'I watched on the news as General Westmoreland, another hawk that none of us could stand, was asking for two hundred and six thousand more troops to go to Nam. This was a blow to the movement, of course, and it fueled my anger so that I was a furious mouth piece.'
Here is a small piece about the consequences in this last request for troops. Taken from http://www.vietnampix.com/popww.htm
General Westmoreland took command in Vietnam in June 1964 replacing Gen. Paul Harkins. He was instrumental in raising the level of US forces deployed in Vietnam and in developing the strategies implemented in the region. Westmoreland continuously requested for an increase in manpower in Vietnam and President Johnson, who had his own troubles at home, refused to send more troops and finally recalled Westmoreland after he successfully stopped the North Vietnamese Tet Offensive in 1968. He was replaced by General Creighton W. Abrams
But the story did not end there:
Upon his return to the US, Westmoreland was appointed as Chief of Staff of the US Army.

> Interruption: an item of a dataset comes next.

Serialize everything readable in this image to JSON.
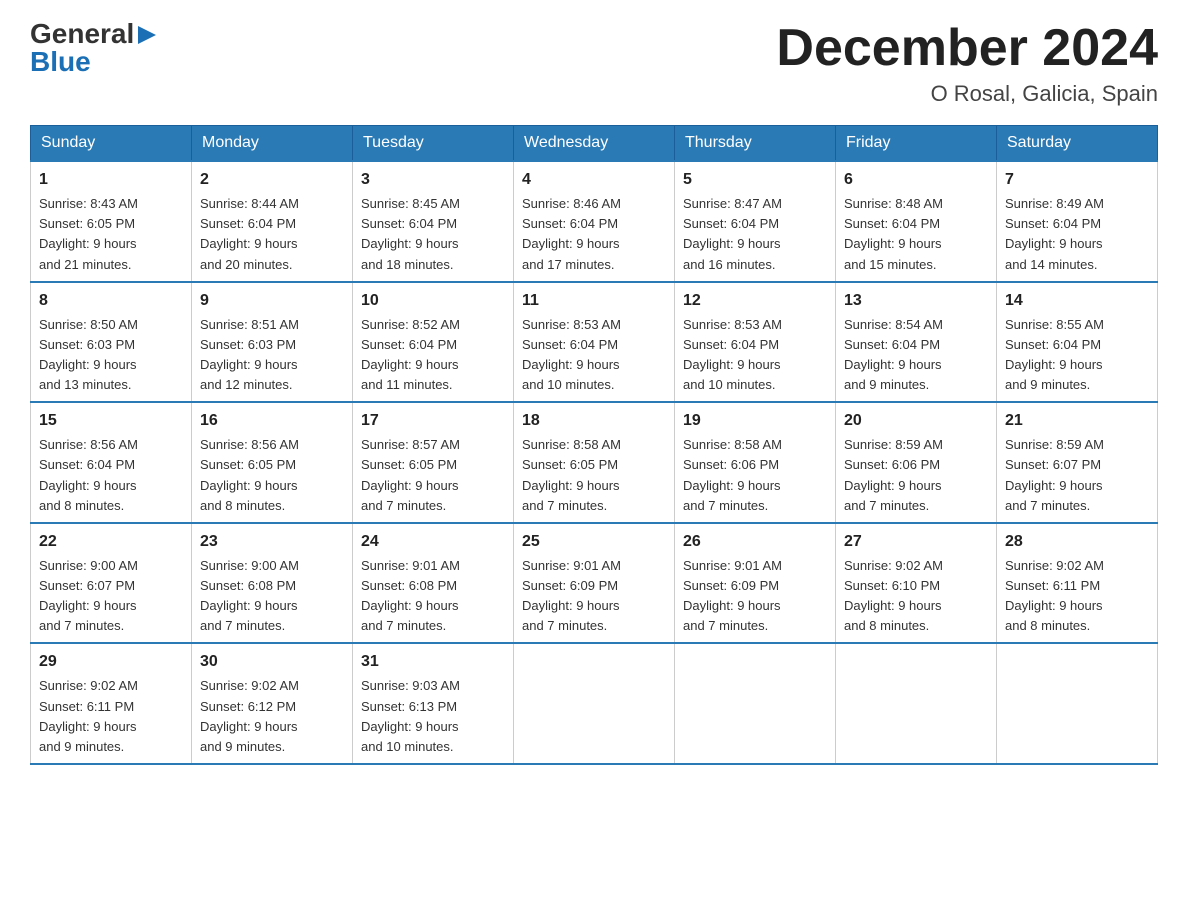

His biggest challenge was to withdraw the troops from Vietnam and ready them for duty in other regions of the world. He was successful in restructuring the Army at a difficult time, but his tactics in Vietnam had become unpopular with some groups in the US. He maintained for many years that the policy in Vietnam had been the right one. General Westmoreland retired in 1972.

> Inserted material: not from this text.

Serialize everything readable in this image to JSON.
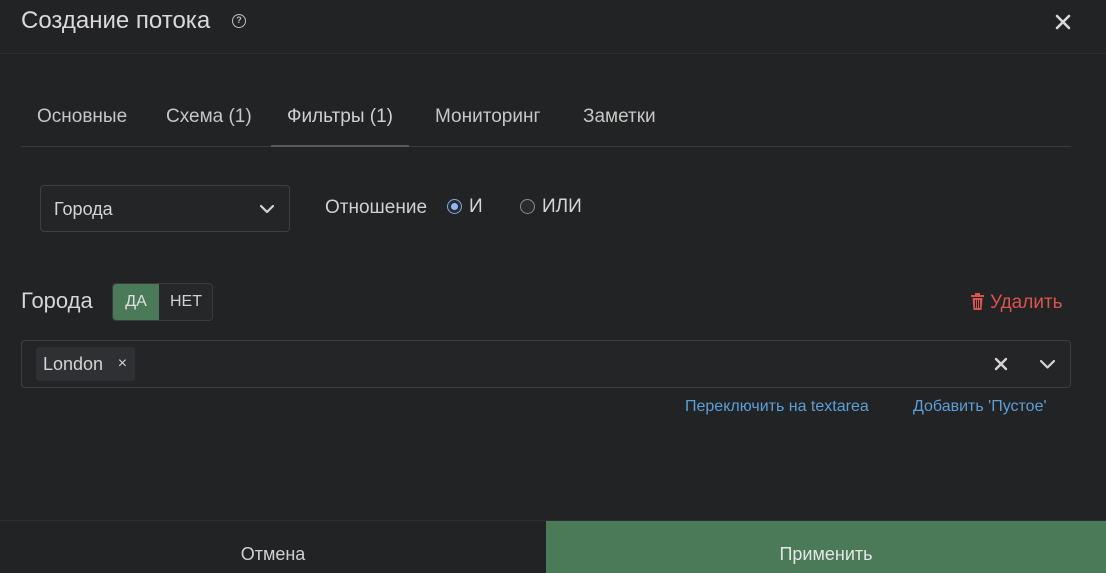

When Westmoreland was dismissed from his position on March 22nd, 1968, Liz was hopeful. She saw light at the end of the tunnel, a chance for the war to finally come to an end. She had not yet become as jaded with peace talks and new guys as she would be in the years to come where she learned never to put her faith in anyone related to the government. She still thought it was possible that a Dove or someone that saw the war as an unnecessary waste of American lives might do something to make it all end:
'March twenty second became another victory for the doves. General Westmoreland, the son of a bitch who had generated so many lies to keep up morale for the war, the bastard who kept asking for more men so that it seemed like there would soon be none left to give, was relived of his duties. It was speculated that this came as a result of the Tet Offensive and the mess that it was perceived to be, though this was never really said outright. I think that the fact that he asked for more troops so soon after the Tet Offensive ended did nothing to help him. Within days he was replaced by a man named General Creighton Abrams who reversed Westmoreland’s strategy. He ended major search and destroy missions and focused more on protecting the people. What more could we have asked for? The light at the end of that tunnel seemed to be growing brighter and brighter.'
Westmoreland is vilified by Liz, yes. Why? Probably for the same reason why a character who dislikes hippies would likely vilify John Lennon or Abbie Hoffman: He was one of the most public faces of the war from 1964-1968 which was the time when the number of troops sent over to 'Nam hit its highest points. He was an easy person to blame for what people in the anti-war movement saw as a waste of life. He stood for everything they hated. And so most of them did...very much. And Liz, being Liz, was certainly no exception.